Labourie and I independently proved that on a closed oriented surface $S$ of genus $g$ at least 2, a convex real projective structure is equivalent to a pair $(\Sigma,U)$, where $\Sigma$ is a conformal structure and $U$ is a holomorphic cubic differential. It is then natural to allow $\Sigma$ to go to the boundary of the moduli space of Riemann surfaces.  The bundle of cubic differentials then extends over the boundary to form the bundle of regular cubic differentials, which is an orbifold vector bundle over the Deligne-Mumford compactification $\bar{\mathcal M}_g$ of moduli space.

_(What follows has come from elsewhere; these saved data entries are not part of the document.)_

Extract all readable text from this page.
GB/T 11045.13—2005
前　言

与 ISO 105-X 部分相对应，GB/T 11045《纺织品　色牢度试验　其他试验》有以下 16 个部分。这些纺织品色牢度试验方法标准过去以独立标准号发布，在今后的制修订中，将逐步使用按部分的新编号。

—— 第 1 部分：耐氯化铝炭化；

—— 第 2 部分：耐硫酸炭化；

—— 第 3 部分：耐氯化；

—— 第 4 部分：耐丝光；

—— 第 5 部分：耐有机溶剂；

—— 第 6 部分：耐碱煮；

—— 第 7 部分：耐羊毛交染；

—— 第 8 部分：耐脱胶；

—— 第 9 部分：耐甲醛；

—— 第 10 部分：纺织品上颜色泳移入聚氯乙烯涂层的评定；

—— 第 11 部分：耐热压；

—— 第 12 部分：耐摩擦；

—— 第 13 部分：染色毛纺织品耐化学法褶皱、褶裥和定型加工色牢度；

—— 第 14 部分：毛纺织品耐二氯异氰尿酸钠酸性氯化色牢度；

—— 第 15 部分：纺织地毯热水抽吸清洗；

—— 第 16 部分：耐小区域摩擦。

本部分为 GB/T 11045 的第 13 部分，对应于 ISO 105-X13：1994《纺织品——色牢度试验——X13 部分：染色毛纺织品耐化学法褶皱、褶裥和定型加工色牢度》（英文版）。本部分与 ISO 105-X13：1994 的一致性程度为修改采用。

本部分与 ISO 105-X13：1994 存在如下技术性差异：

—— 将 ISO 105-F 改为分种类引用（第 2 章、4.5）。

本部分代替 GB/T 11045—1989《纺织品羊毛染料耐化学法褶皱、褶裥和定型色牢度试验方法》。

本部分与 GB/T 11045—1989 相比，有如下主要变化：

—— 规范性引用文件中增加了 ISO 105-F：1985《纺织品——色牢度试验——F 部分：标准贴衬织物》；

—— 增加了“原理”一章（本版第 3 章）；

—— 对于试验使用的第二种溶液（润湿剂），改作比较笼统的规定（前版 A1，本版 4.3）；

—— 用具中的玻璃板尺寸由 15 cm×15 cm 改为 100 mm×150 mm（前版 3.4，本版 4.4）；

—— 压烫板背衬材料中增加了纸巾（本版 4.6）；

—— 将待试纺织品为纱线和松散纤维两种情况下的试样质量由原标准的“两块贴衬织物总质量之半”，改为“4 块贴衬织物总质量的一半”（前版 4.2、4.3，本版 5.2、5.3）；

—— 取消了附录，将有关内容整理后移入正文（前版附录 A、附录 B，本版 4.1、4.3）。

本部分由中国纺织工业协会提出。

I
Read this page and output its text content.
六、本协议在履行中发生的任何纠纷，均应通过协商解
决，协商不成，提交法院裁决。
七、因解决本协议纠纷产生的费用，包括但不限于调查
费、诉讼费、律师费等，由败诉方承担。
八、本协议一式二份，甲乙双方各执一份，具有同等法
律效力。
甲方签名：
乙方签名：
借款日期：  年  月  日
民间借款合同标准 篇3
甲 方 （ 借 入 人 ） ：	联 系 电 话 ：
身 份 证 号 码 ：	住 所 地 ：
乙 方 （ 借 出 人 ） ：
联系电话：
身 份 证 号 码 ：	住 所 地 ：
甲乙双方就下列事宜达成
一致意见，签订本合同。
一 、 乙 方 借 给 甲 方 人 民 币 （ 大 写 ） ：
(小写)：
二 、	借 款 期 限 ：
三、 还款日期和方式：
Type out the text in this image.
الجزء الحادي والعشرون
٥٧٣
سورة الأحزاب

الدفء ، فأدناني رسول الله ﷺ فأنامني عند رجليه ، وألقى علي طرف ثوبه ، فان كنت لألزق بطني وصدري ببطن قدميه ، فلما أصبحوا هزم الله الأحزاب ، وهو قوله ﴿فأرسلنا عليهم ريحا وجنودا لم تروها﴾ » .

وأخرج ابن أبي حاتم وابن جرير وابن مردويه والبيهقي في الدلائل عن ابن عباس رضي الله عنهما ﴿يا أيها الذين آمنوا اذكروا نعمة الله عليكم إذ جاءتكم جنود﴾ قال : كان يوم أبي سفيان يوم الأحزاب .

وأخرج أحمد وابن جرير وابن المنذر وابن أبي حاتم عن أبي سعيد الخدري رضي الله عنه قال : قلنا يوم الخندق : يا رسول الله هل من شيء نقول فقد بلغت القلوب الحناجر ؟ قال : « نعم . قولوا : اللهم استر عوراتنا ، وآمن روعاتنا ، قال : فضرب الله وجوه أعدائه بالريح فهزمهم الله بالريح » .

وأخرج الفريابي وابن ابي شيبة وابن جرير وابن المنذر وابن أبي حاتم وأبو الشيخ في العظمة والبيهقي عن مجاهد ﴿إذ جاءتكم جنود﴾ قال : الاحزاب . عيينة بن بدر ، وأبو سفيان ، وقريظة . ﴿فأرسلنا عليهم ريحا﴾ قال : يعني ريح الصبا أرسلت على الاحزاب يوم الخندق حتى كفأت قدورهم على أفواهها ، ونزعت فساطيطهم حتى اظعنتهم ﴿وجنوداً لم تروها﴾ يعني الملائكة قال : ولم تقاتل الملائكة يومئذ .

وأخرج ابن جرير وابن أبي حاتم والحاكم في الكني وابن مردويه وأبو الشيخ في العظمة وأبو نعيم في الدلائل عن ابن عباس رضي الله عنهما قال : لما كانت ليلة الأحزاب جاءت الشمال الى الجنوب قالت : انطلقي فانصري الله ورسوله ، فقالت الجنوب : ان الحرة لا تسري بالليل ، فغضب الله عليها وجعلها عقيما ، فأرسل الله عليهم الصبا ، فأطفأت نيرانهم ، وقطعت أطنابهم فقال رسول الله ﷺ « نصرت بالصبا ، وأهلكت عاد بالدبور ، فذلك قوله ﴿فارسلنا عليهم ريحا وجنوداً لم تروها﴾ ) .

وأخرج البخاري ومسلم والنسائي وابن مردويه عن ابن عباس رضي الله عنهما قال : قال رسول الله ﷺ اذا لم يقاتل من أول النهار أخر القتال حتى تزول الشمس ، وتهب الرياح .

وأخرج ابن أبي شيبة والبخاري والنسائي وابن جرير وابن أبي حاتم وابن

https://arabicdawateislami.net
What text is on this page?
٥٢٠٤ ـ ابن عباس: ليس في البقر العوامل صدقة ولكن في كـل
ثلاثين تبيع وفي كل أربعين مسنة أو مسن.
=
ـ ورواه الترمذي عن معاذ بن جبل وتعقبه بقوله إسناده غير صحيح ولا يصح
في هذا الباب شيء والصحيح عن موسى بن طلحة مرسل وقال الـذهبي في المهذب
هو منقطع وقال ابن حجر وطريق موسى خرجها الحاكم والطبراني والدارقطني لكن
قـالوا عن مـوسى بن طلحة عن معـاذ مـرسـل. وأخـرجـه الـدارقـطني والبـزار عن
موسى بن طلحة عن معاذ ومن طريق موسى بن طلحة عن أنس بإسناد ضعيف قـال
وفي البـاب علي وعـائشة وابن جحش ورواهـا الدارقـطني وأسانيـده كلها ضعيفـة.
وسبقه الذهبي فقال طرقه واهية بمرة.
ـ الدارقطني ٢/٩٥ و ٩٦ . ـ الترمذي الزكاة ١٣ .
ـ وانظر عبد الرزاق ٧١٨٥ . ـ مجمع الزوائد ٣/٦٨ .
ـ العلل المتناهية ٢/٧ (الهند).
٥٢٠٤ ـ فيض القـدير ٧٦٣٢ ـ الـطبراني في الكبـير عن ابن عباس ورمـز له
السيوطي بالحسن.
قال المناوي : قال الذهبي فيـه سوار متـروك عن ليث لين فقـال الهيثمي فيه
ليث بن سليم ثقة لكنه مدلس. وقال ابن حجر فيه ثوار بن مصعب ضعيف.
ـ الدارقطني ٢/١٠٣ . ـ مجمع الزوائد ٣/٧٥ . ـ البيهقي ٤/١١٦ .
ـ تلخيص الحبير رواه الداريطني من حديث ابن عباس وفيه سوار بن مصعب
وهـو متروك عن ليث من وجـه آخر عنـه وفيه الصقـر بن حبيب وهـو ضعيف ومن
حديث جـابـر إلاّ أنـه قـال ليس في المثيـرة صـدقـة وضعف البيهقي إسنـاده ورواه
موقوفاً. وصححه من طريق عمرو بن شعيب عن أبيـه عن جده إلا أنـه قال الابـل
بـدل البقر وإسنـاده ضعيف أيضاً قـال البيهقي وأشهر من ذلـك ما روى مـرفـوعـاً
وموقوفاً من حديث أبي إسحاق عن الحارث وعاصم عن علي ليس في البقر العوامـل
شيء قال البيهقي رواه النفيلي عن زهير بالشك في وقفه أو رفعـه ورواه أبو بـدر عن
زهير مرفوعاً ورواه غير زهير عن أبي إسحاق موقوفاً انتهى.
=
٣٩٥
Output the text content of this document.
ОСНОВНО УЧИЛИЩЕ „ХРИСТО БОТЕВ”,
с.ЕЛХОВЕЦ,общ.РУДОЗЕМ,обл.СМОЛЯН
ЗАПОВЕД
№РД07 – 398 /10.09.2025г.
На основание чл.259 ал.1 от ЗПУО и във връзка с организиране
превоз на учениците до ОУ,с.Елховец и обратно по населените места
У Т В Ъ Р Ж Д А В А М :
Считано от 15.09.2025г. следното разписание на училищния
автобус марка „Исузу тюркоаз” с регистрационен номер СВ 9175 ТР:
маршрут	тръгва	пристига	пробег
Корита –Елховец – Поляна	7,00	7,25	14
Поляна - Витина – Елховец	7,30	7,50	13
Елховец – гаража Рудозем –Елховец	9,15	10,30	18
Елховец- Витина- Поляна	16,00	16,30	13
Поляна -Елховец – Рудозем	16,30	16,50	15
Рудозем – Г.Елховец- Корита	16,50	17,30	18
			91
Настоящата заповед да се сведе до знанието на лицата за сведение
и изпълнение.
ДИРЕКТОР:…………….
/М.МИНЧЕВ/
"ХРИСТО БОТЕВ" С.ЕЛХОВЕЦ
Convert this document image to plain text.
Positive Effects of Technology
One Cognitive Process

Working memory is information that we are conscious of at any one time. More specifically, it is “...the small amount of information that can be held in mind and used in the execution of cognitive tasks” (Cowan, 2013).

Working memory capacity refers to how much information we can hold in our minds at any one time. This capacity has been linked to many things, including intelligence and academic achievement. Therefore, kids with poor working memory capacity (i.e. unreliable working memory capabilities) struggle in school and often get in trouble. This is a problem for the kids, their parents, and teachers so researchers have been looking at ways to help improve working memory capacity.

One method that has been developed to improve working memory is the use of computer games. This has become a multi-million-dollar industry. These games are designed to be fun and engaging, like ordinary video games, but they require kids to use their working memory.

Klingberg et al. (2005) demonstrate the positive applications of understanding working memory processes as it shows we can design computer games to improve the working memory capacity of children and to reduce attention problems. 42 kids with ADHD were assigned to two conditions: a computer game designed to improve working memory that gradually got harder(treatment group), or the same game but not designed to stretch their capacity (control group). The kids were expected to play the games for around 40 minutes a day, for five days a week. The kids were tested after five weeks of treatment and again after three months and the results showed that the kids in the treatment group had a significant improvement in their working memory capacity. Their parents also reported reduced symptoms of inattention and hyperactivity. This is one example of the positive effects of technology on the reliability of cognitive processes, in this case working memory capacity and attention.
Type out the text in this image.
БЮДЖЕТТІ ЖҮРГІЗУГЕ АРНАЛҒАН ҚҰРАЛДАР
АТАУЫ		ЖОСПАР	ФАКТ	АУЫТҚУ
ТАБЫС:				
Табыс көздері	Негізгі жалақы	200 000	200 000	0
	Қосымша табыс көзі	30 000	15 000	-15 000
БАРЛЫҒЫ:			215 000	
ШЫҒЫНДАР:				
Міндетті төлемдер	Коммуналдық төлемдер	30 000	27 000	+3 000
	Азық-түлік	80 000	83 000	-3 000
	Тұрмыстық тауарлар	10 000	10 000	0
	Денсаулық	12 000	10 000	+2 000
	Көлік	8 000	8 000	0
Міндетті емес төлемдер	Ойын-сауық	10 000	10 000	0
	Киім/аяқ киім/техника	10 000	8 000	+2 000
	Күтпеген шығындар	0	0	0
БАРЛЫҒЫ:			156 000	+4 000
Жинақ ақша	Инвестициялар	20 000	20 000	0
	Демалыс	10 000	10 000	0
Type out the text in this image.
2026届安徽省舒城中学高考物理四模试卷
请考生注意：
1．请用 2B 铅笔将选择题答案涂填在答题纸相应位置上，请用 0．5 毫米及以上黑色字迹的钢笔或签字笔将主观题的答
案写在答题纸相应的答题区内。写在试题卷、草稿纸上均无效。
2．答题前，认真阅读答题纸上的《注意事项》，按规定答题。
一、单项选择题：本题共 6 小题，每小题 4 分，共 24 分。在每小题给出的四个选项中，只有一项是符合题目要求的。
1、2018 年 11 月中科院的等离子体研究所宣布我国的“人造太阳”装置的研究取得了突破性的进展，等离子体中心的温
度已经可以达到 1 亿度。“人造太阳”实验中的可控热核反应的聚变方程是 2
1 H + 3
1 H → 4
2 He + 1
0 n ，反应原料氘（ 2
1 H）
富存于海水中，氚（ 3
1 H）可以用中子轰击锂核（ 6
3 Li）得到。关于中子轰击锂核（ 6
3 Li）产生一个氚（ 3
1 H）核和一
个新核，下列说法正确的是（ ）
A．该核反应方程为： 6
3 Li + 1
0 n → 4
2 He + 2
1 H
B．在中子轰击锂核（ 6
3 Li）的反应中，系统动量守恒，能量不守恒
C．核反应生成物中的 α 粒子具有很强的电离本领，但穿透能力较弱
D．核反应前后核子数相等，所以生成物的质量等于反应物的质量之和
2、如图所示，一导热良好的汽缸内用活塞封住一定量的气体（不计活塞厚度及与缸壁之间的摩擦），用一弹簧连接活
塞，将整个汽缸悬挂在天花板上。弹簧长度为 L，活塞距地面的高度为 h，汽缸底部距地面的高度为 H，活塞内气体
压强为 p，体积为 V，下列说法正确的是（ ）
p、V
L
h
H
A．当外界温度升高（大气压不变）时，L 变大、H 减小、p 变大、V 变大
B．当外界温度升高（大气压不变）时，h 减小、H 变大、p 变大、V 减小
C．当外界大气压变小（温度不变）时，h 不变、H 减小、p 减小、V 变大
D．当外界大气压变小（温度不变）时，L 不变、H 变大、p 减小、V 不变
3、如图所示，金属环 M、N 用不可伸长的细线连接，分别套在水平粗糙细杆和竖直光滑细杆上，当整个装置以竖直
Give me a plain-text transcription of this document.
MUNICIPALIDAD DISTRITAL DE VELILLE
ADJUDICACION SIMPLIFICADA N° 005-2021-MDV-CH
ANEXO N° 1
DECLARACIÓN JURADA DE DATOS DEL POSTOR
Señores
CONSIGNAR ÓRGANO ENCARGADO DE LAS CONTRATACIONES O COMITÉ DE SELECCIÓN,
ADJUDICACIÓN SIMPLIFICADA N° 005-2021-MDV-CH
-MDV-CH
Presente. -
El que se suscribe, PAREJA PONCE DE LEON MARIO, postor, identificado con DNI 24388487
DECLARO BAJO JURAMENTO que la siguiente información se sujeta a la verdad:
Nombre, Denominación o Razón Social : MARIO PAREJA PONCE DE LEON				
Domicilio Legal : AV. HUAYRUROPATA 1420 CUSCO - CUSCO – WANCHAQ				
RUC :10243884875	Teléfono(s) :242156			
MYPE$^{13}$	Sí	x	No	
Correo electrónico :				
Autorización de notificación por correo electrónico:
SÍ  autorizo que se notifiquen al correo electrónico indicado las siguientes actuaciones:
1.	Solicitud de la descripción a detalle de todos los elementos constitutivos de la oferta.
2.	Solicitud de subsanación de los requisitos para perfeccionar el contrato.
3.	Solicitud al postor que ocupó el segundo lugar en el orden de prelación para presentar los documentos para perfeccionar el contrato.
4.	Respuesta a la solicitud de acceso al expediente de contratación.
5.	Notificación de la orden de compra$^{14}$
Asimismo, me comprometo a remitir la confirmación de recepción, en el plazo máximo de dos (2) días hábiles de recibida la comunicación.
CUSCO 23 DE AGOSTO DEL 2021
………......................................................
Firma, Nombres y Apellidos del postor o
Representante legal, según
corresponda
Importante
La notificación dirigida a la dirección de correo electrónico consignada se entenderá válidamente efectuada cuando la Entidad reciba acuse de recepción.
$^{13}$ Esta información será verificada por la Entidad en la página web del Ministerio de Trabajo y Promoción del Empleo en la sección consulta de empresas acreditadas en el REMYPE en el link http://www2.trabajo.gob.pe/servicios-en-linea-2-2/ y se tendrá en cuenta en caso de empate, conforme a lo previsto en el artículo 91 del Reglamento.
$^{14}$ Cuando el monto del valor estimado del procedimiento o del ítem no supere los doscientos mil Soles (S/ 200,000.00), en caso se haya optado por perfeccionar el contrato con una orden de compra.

We define regular convex real projective structures corresponding to the regular cubic differentials over nodal Riemann surfaces and define a topology on these structures. Our topology is an extension of Harvey's use of the Chabauty topology to analyze $\bar {\mathcal M}_g$ via limits of Fuchsian groups.  The main theorem is that the total space of the bundle of regular cubic differentials over $\bar {\mathcal M}_g$ is homeomorphic to the space of regular real projective structures.  The proof involves several analytic inputs: a recent result of Benoist-Hulin on the convergence of some invariant tensors on families of convex domains converging in the Gromov-Hausdorff sense, a recent uniqueness theorem of Dumas-Wolf for certain complete conformal metrics, and some old techniques of the author to specify the real projective end of a surface in terms of the residue of a regular cubic differential.